FJ on a Diet

There's no way around it; by almost any standards, the FJ is a heavy bike. Maybe in 1984 the FJ1100 was an average weight bike for its size—but by 1986, bikes were already getting lighter, and the FJ only got heavier with every generation.

Why is this so?

The Perimeter/Lateral Frame was one of the first of its kind on a production bike (and in that sense was a trendsetter; it's the frame of choice on crotchrockets to this day). And while completely stable at all speeds (not something to be taken for granted in the 80's), the frame wasn't designed with weight as a concern. A steel alloy was used, instead of the aluminum that came into vogue later in the 80's (not always successfully at first, and never as durable). Modern engines are designed with lighter components inside, substituting metals like magnesium for steel wherever stress is low enough to allow; the FJ was instead designed with durability and simplicity in mind.

Basically, lightweight and durable are at opposite ends of a gradient. The FJ engineers leaned towards durable almost every chance they got, and often in excess. Rims, swingarm, exhaust, etc.; all are far heavier than their modern counterparts on modern bikes.

What can you do about it?

Well, the easiest and cheapest way is go on a diet!

Assuming you've gone that route, however, there are several options[3].

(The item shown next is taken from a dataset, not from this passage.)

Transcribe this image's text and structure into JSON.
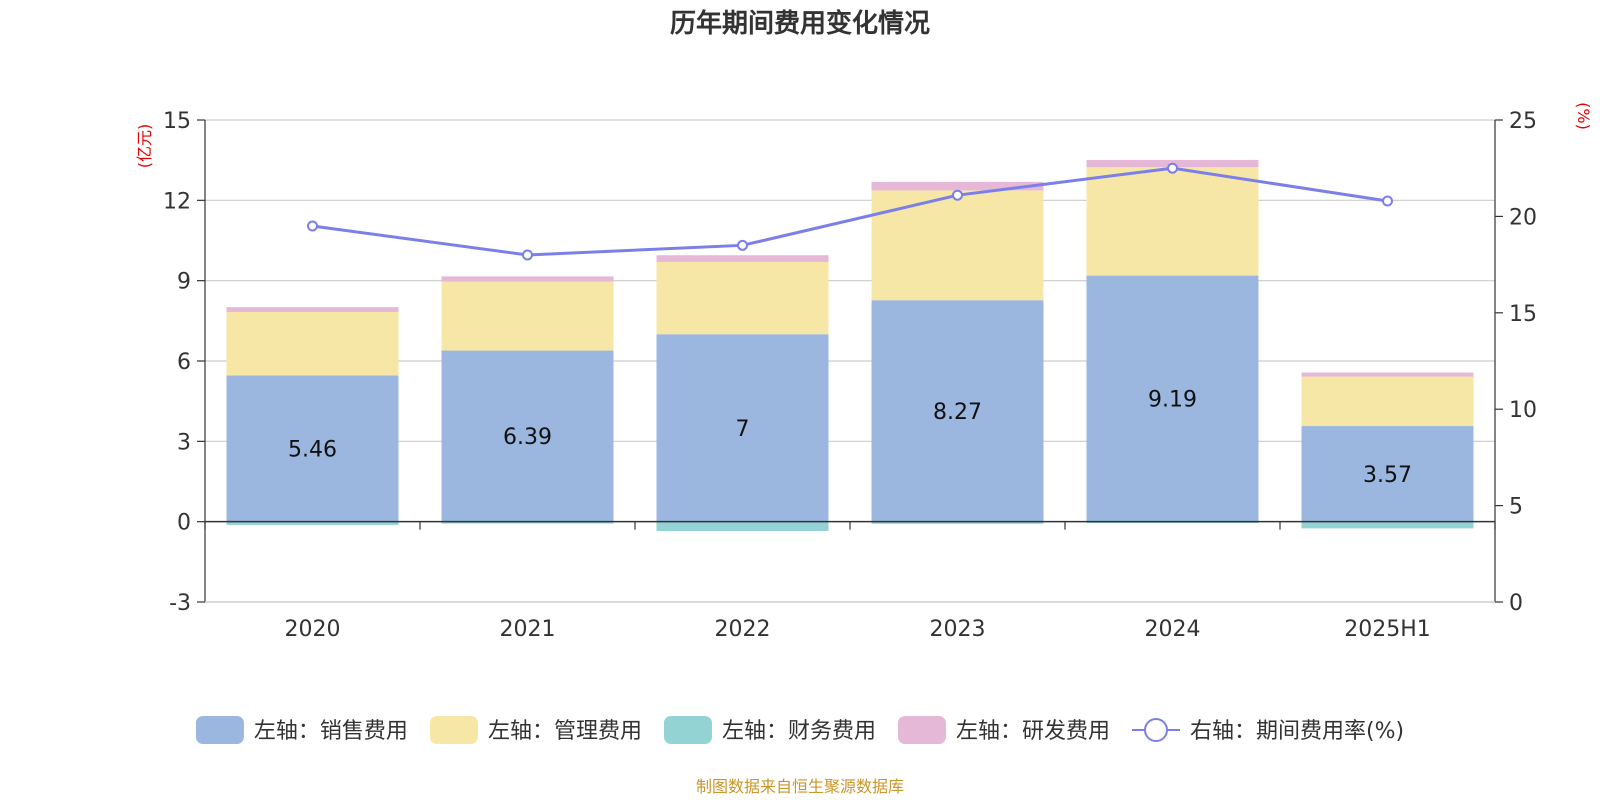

Switching the stock exhaust out for, example, a Kerker 4-into-1, saves 21 pounds according to the source above (and this source[4] as well), while the RPM exhaust will save like 25 to 30 pounds according to Randy's measurements. The stock exhaust of an '86 has been weighed at 35.8 lbs., Randy's prototype at the time weighed a little less than 10 pounds. (His production exhaust is expected to weigh more like 6 lbs.)

The next biggest weight savings is likely to be made by swapping out rims for modern options—and generally, the more modern, the lighter. 6-11 lbs (3-5 kgs) lighter. This thread talks about weight of rims and a 1990 FJ, as well as weight distribution.

Removing the ABS system on models equipped with it removes ___. Removing the anti-dive also saves a small amount of weight.

After that, generally swapping out anything for a modern equivalent on the bike will lighten it—from handlebars, to lights, to calipers, to the rear shock, forks, gauges, swingarm, you name it.

More extreme options include lighter screws, material removal, crank lightening on a lathe, frame modification/refabrication (or just drilling out holes of material), subframe chopping,

Doc's FJracer


Pictured above is Doc's racing-modified FJ1100. He gives a complete list of all of his modifications on his website[1]. He did everything imaginable to lose weight, from switching exhaust, removing stands, fabricating a new gas tank, new rims, shaving down and balancing the crankshaft (from 14 kgs to 12kgs), and so on.

On weight, between 2006 and 2008, he finally says,

"The standard weight of an FJ1100 is approx 250kg. The 2007 racer weighted in at 210kg, with the new 2008 mods that was reduced to 198kg fully wet including 6 ltrs of fuel."[2] That's from about 560 pounds to 450 pounds. The FJ1100 was the lightest of the FJ's; later models weighed as much as 590 pounds. For reference, the 2010 R1 weighs 448 pounds wet, though the 2005-2006 model was a bit lighter.

Later, he drills holes throughout the frame (a cheap alternative to manufacturing an aluminum alloy replica), and replaces all fasteners with titanium equivalents. The next year he hacksaws off every non-essential bracket, and replaces the engine mounts with home-made alloy pieces. He also replaces the battery for a tiny lithium unit.

Some other mods may have added some weight (a new head with steel valves, et al), but he ends up with a 192kg (423lbs)(!) FJ, about 125 lbs lighter than stock, and lighter than the lightest 430ish pound R1 from '05/06.

Replacing the rear shock with RPM's replacement saves 3 pounds. [5]

German FJ track bike???

This beauty was reduced to 190kg (420lbs) as well, but little is known about it in English speaking communities. Fairing is believed to be off of an FZ750, swingarm off of a GSXR.

What i've found out so far!! German built, 191kg, PVM alloys, GSX-R750 K3 swingarm, original frame/subframe modified/shortened, front end KTM 990 Superduke +, all fairing FJ (partly modified). except screeen (MRA), mudguard, one-off seat and bellypan, remus pipe with scorpion end can, 41mm Mikuni flatslides

the fairing looks more like a modified FJ600/XJ900 fairing than an FJ1100 or FZ750…jmho…one of the most amazing FJ's I've ever seen!!! Is it in the Fastbikes magazine? If so, what issue?


"XJR1300 pistons, head work, Mikuni TMR36 flatsides, akropovich 4-1 with scorpion silencer, strengthened frame, KTM superduke forks, RC8 radial brake calipers, PVM wheels w/ continental slicks, swingarm is GSXR750 K2 (but want to fit an SRAD swingarm), wheelbase 35mm less than standard; new swingarm 40mm shorter again."